Factory activity in China contracted in November following a fall in employment rates, reduced demands and rising prices weighing on manufacturers, showed a business survey the results of which were released on Wednesday.
The Caixin/Markit Manufacturing Purchasing Managers’ Index (PMI) fell to 49.9 in November, down from 50.6 a month earlier, against analysts’ expectations of 50.5.
The 50-mark separates growth from contraction on a monthly basis.
China, which has the world’s second-largest economy, from where the pandemic began staged an impressive rebound from last year’s pandemic slump, appears to have lost momentum since the second half of this year as it grapples with a slowdown in the manufacturing sector; huge debts in its property market and COVID-19 outbreaks is weighing down the Chinese economy.
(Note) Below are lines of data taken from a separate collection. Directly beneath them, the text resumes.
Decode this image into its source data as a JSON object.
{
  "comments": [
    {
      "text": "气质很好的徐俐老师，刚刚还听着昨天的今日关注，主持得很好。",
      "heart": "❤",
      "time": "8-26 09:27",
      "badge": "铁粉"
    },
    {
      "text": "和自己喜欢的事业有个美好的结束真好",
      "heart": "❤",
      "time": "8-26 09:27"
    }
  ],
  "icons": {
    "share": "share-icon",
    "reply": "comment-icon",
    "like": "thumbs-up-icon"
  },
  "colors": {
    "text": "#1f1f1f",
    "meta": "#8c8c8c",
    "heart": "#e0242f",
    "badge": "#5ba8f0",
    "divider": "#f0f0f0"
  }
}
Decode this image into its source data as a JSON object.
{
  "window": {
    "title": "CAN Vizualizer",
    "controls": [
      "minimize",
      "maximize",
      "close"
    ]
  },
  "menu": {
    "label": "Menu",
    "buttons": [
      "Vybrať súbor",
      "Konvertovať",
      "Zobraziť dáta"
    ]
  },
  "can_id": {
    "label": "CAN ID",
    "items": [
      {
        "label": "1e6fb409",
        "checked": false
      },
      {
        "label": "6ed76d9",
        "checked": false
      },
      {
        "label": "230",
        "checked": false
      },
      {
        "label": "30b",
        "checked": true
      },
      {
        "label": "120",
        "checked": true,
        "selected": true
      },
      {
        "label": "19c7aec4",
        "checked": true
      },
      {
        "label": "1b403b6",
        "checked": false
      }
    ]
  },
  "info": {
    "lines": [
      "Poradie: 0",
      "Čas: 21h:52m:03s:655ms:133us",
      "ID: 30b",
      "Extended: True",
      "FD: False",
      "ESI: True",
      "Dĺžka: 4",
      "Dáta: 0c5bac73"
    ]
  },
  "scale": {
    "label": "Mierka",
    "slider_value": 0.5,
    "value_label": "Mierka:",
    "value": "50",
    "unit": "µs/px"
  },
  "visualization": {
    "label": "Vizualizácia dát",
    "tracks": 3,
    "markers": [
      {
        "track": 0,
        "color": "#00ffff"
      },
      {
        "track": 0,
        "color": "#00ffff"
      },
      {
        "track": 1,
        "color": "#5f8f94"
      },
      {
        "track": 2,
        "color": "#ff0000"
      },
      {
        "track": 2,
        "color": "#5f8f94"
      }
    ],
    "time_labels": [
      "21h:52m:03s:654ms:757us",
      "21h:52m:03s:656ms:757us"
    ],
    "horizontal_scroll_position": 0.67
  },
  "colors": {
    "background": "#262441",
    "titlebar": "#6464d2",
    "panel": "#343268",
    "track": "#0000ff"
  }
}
Analysts expect the slowdown to impact China’s gross domestic product (GDP) seen in the third-quarter to continue in the fourth with demand expected to remain soft given the prolonged global COVID-19 pandemic.
“Supply in the manufacturing sector recovered, while demand weakened. Relaxing constraints on the supply side, especially the easing of the power crunch, quickened the pace of production recovery,” said Wang Zhe, senior economist at Caixin Insight Group, in a statement. “But demand was relatively weak, suppressed by the COVID-19 epidemic and rising product prices.”
The decline in employment numbers has also deepened.
While prices of steel have fallen steeply in November, prices of chemicals and electronics components continue to remain high, as per the results of the survey.
“In addition, the prices of some raw materials remained high. Enterprises are still facing high cost pressures. Policymakers should treat inflation seriously,” said Wang from Caixin Insight Group.